French screen legend Michèle Morgan, who starred in some 70 movies and took home the best actress prize at the first-ever Cannes film festival, died on Tuesday, aged 96, her family said.

An icon of glamour, Morgan was remembered for a regal azure gaze which she first turned on Jean Gabin as an 18-year-old ingenue in “Port of Shadows” (“Quai des Brumes”), a 1938 gangster movie.

“You’ve got lovely eyes, you know,” he told her, forever sealing Morgan’s fate in French filmography as the “most beautiful pair of eyes in cinema”.

“It bothers me to hear that repeated so often”, she was known to say much later — though she still gave her 1977 memoirs the title “With eyes like that…”

“Michèle Morgan was more than just a gaze. She personified elegance and grace, and her legend left its mark on many generations,” French President François Hollande said in a statement.

Claude Lelouch, who directed her in the 1975 “Cat and Mouse,” paid tribute to her as “the one we all wanted to hold in our arms”.

Morgan starred alongside Gabin, Jean Marais and Michel Simon, as well as Humphrey Bogart, and won her Cannes award in 1946 for her role as a blind woman in “La Symphonie Pastorale”, Jean Delannoy’s adaptation of an Andre Gide novel.

Nation’s Most Popular

Her career flourished in the 1940s to 1960s, and faded with the arrival of New Wave cinema.

Nevertheless, as late as 1975 a poll of French cinema-goers crowned her for the 10th time the “most popular French actress”.

Born Simone Roussel in the Parisian suburb of Neuilly on February 29, 1920 — a leap-year date which allowed her to joke that the could “age four times more slowly than everyone else” — she spent most of her childhood in the Normandy port of Dieppe.

She left home at 15 in the hopes of reaching fame like American-Swedish actress Greta Garbo, entered drama school in Paris, and soon won a bit part in her first film, “Mademoiselle Mozart”.

Her first starring role under her adopted name of Michèle Morgan was in Marc Allegret’s “Gribouille” (1937).

That was soon followed by her momentous encounter with Gabin, with whom she was to appear again in Jean Gremillon’s “Remorque”, released in 1942 during the German occupation of France.

Hollywood Beckons

Later that year Morgan left for the United States after marrying the American actor Bill Marshall.

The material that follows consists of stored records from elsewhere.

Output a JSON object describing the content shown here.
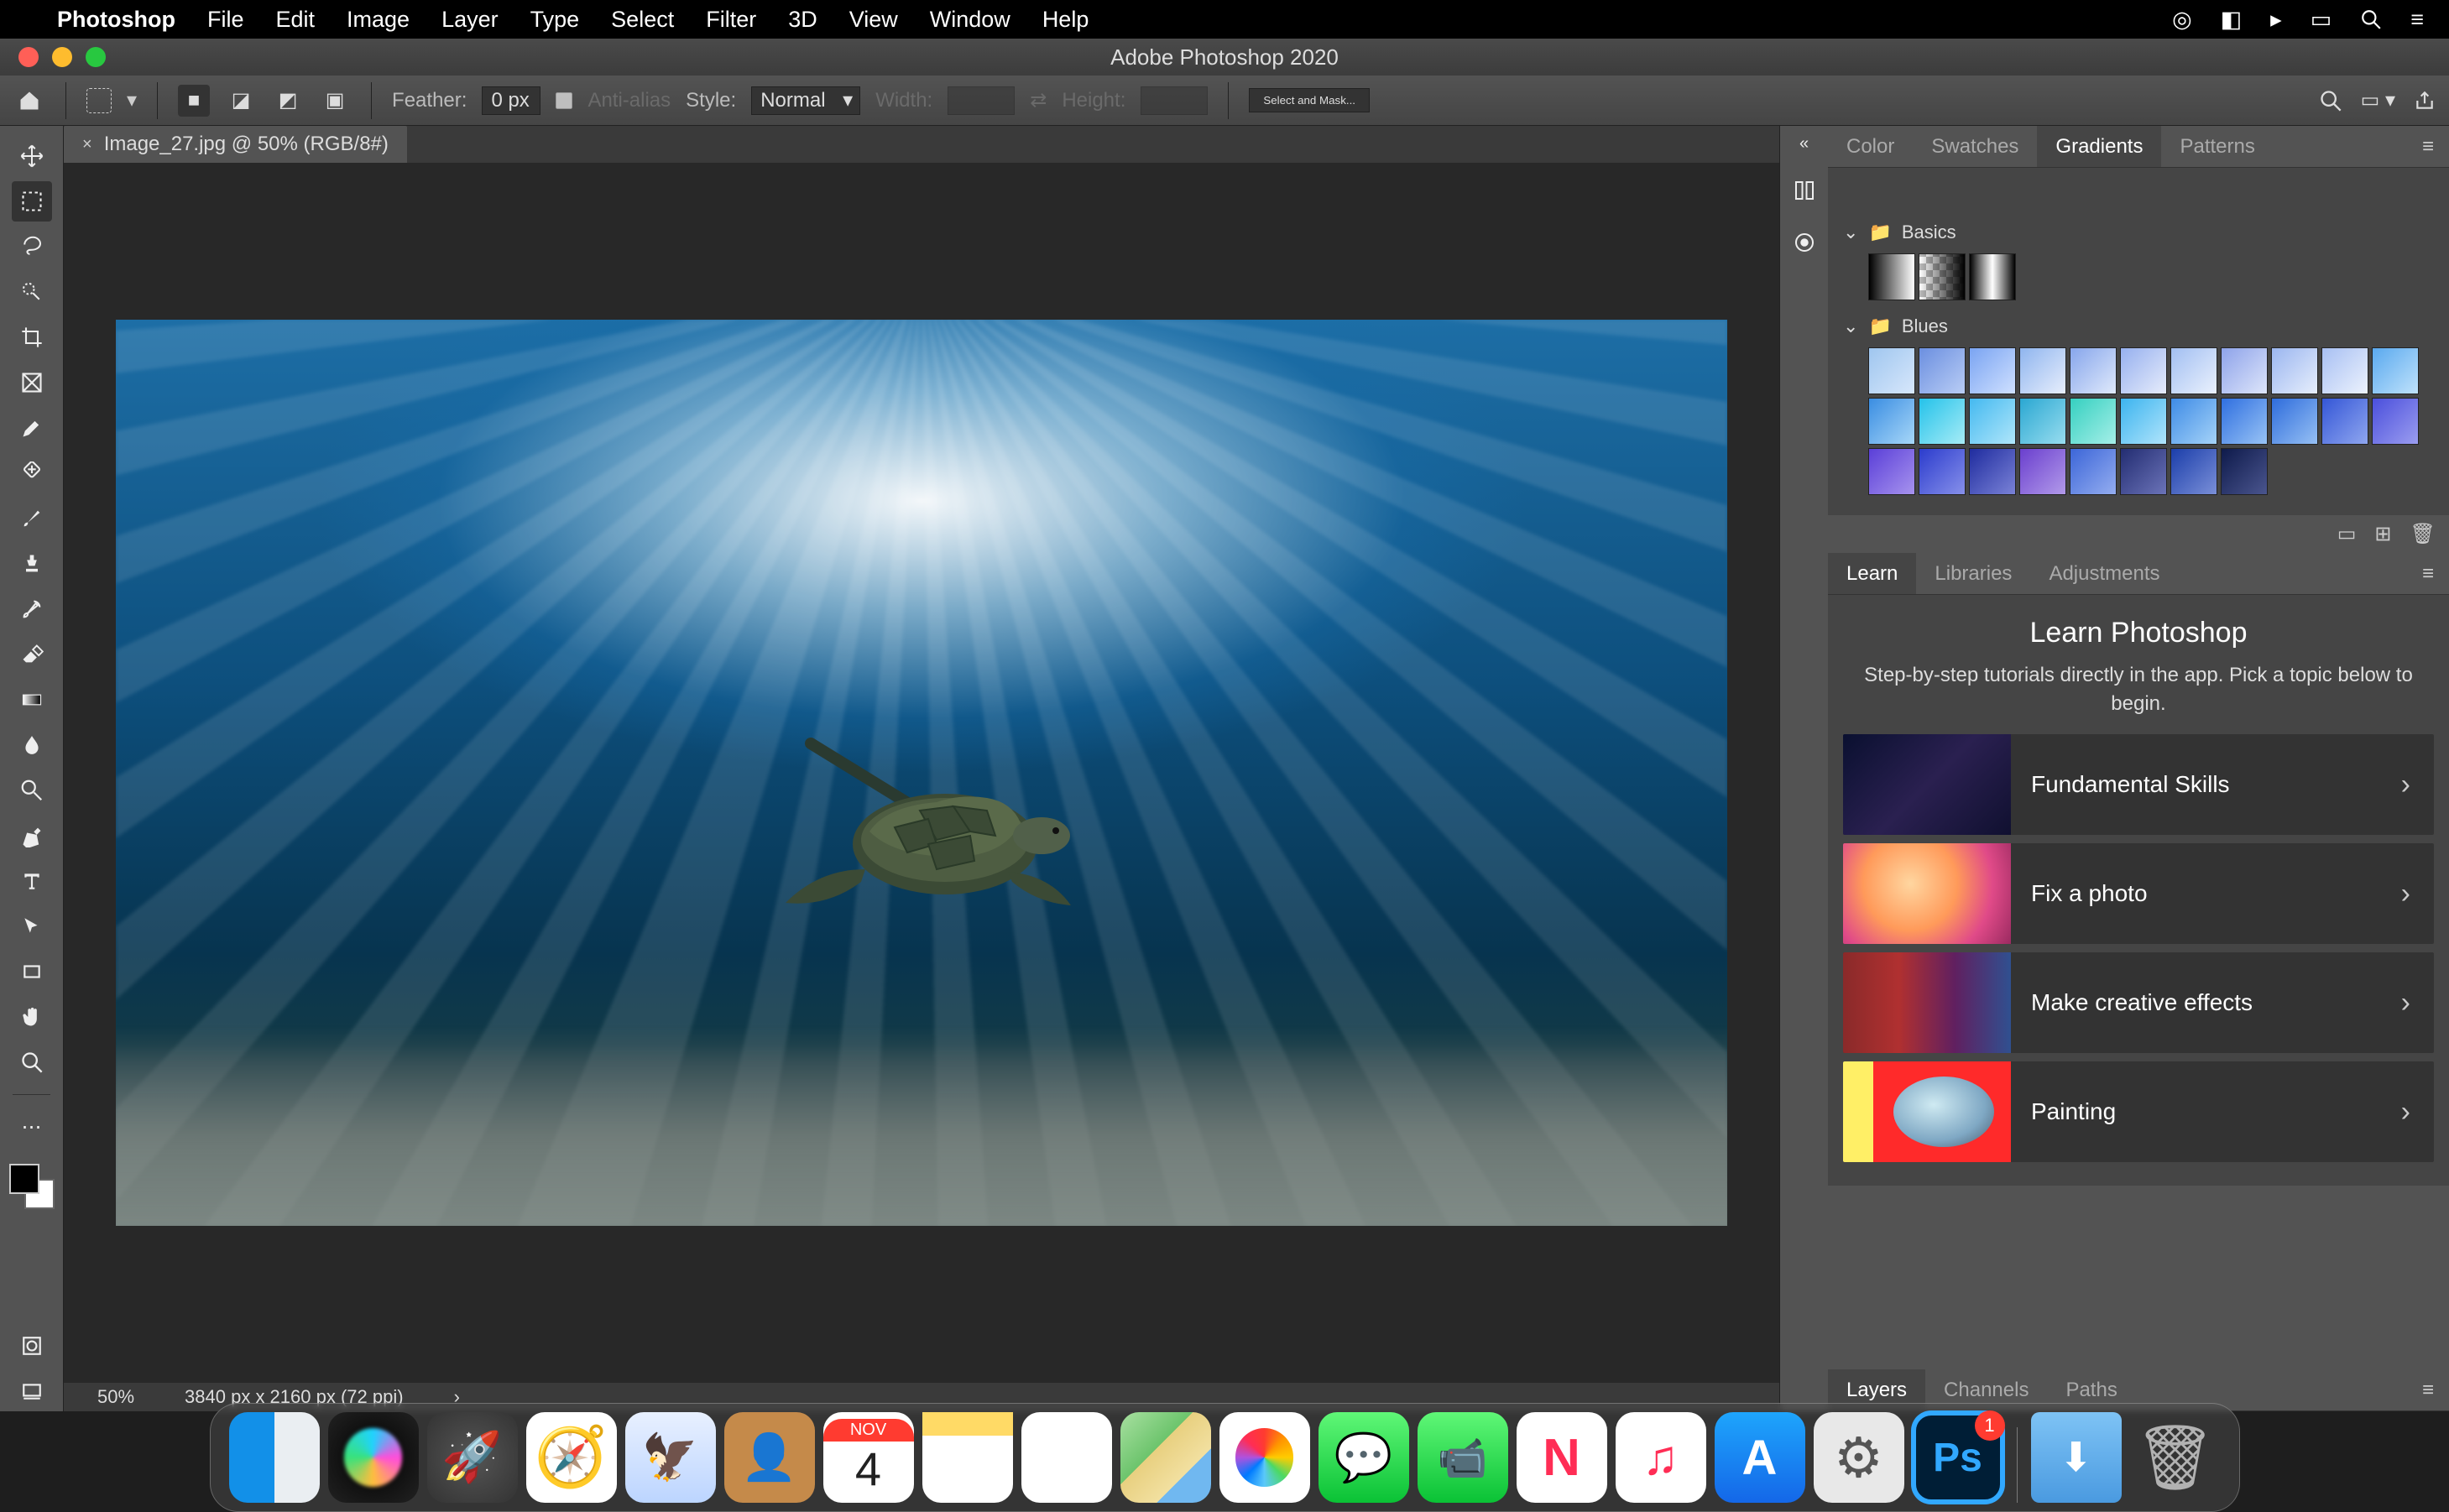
{
  "macos": {
    "app_name": "Photoshop",
    "menus": [
      "File",
      "Edit",
      "Image",
      "Layer",
      "Type",
      "Select",
      "Filter",
      "3D",
      "View",
      "Window",
      "Help"
    ]
  },
  "window": {
    "title": "Adobe Photoshop 2020"
  },
  "options": {
    "feather_label": "Feather:",
    "feather_value": "0 px",
    "antialias_label": "Anti-alias",
    "style_label": "Style:",
    "style_value": "Normal",
    "width_label": "Width:",
    "height_label": "Height:",
    "select_mask": "Select and Mask..."
  },
  "document": {
    "tab_title": "Image_27.jpg @ 50% (RGB/8#)",
    "zoom": "50%",
    "dimensions": "3840 px x 2160 px (72 ppi)"
  },
  "tools": [
    "move-tool",
    "marquee-tool",
    "lasso-tool",
    "quick-select-tool",
    "crop-tool",
    "frame-tool",
    "eyedropper-tool",
    "healing-brush-tool",
    "brush-tool",
    "clone-stamp-tool",
    "history-brush-tool",
    "eraser-tool",
    "gradient-tool",
    "blur-tool",
    "dodge-tool",
    "pen-tool",
    "type-tool",
    "path-select-tool",
    "rectangle-tool",
    "hand-tool",
    "zoom-tool"
  ],
  "panels": {
    "row1": {
      "tabs": [
        "Color",
        "Swatches",
        "Gradients",
        "Patterns"
      ],
      "active": "Gradients",
      "gradients": {
        "groups": [
          {
            "name": "Basics",
            "swatches": [
              "linear-gradient(90deg,#000,#fff)",
              "linear-gradient(90deg,transparent,#000),repeating-conic-gradient(#bbb 0 25%,#fff 0 50%) 0/16px 16px",
              "linear-gradient(90deg,#000,#fff,#000)"
            ]
          },
          {
            "name": "Blues",
            "swatches": [
              "linear-gradient(135deg,#9fc6ef,#d7e7fb)",
              "linear-gradient(135deg,#6b8fe0,#b9cdf5)",
              "linear-gradient(135deg,#7aa4f2,#cfe0ff)",
              "linear-gradient(135deg,#8fb5ef,#e7eefc)",
              "linear-gradient(135deg,#87a6ec,#dfe9fb)",
              "linear-gradient(135deg,#96b0ef,#e6ecfb)",
              "linear-gradient(135deg,#a2bff2,#eaf1fd)",
              "linear-gradient(135deg,#8ea3ea,#dde5fa)",
              "linear-gradient(135deg,#9bb6f0,#e6eefc)",
              "linear-gradient(135deg,#a8c0f3,#ecf2fd)",
              "linear-gradient(135deg,#5aa9ef,#bfe2fb)",
              "linear-gradient(135deg,#3a8de2,#a7d7f8)",
              "linear-gradient(135deg,#24c2ea,#a7ecf6)",
              "linear-gradient(135deg,#44b9f0,#b0e6fa)",
              "linear-gradient(135deg,#2aa7d2,#98ddef)",
              "linear-gradient(135deg,#35d0c0,#a6efe8)",
              "linear-gradient(135deg,#3cb4ef,#b0e4fb)",
              "linear-gradient(135deg,#3e8be6,#a5d3f8)",
              "linear-gradient(135deg,#2f6fe0,#98c3f5)",
              "linear-gradient(135deg,#2e6cdc,#96c0f4)",
              "linear-gradient(135deg,#3456d7,#8fa6ef)",
              "linear-gradient(135deg,#4a4fdc,#9b9df0)",
              "linear-gradient(135deg,#5a3fd8,#a793ee)",
              "linear-gradient(135deg,#2b3ccd,#8790ea)",
              "linear-gradient(135deg,#1f2c9f,#7a82d7)",
              "linear-gradient(135deg,#6a3fce,#b29aea)",
              "linear-gradient(135deg,#3c66d8,#94adf0)",
              "linear-gradient(135deg,#232d72,#6b73b8)",
              "linear-gradient(135deg,#1b3eaa,#7a8fd8)",
              "linear-gradient(135deg,#0e1a4b,#4a558e)"
            ]
          }
        ]
      }
    },
    "row2": {
      "tabs": [
        "Learn",
        "Libraries",
        "Adjustments"
      ],
      "active": "Learn",
      "learn": {
        "title": "Learn Photoshop",
        "subtitle": "Step-by-step tutorials directly in the app. Pick a topic below to begin.",
        "items": [
          "Fundamental Skills",
          "Fix a photo",
          "Make creative effects",
          "Painting"
        ]
      }
    },
    "row3": {
      "tabs": [
        "Layers",
        "Channels",
        "Paths"
      ],
      "active": "Layers"
    }
  },
  "dock": {
    "apps": [
      "finder",
      "siri",
      "launchpad",
      "safari",
      "mail",
      "contacts",
      "calendar",
      "notes",
      "reminders",
      "maps",
      "photos",
      "messages",
      "facetime",
      "news",
      "music",
      "app-store",
      "system-preferences",
      "photoshop"
    ],
    "calendar": {
      "month": "NOV",
      "day": "4"
    },
    "photoshop_badge": "1",
    "extras": [
      "downloads",
      "trash"
    ]
  }
}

There she made four films, playing opposite Frank Sinatra in “Higher and Higher” (1943) and Bogart in “Passage to Marseilles” (1944), director Michael Curtiz’s unsuccessful attempt to repeat the Bogart-Bergman magic of “Casablanca”.

The war over, and having failed to make a breakthrough in Hollywood, she returned to France in 1946.

She also starred in an English movie, Carol Reed’s “The Fallen Idol” (1948), based on a Graham Greene novel.

One of the highlights of Morgan’s late career as a stage actress was her role in Jean Cocteau’s “Les Monstres Sacres” in 1992-93, in which she appeared once again alongside that other great veteran of French cinema, Jean Marais, then aged 79.

Despite decades of work, Morgan never equalled her role as the slant-eyed waif in beret and trenchcoat in the doomed, fatalist world of “Port of Shadows”.

She married twice, first to Marshall, who died in 1959, then to Henri Vidal, whom she divorced. Her only child, Mike Marshall, from her first marriage, died of cancer in 2005, aged 60.

Morgan was made a commander of the Legion of Honour in 1994 and given the highest rank of the Ordre National du Merite in 2004.

In latter years, Morgan was a talented painter, saying, “It calms me. At the heart of it, I have always liked being alone. I’ve never been happier than when I am with my painting.”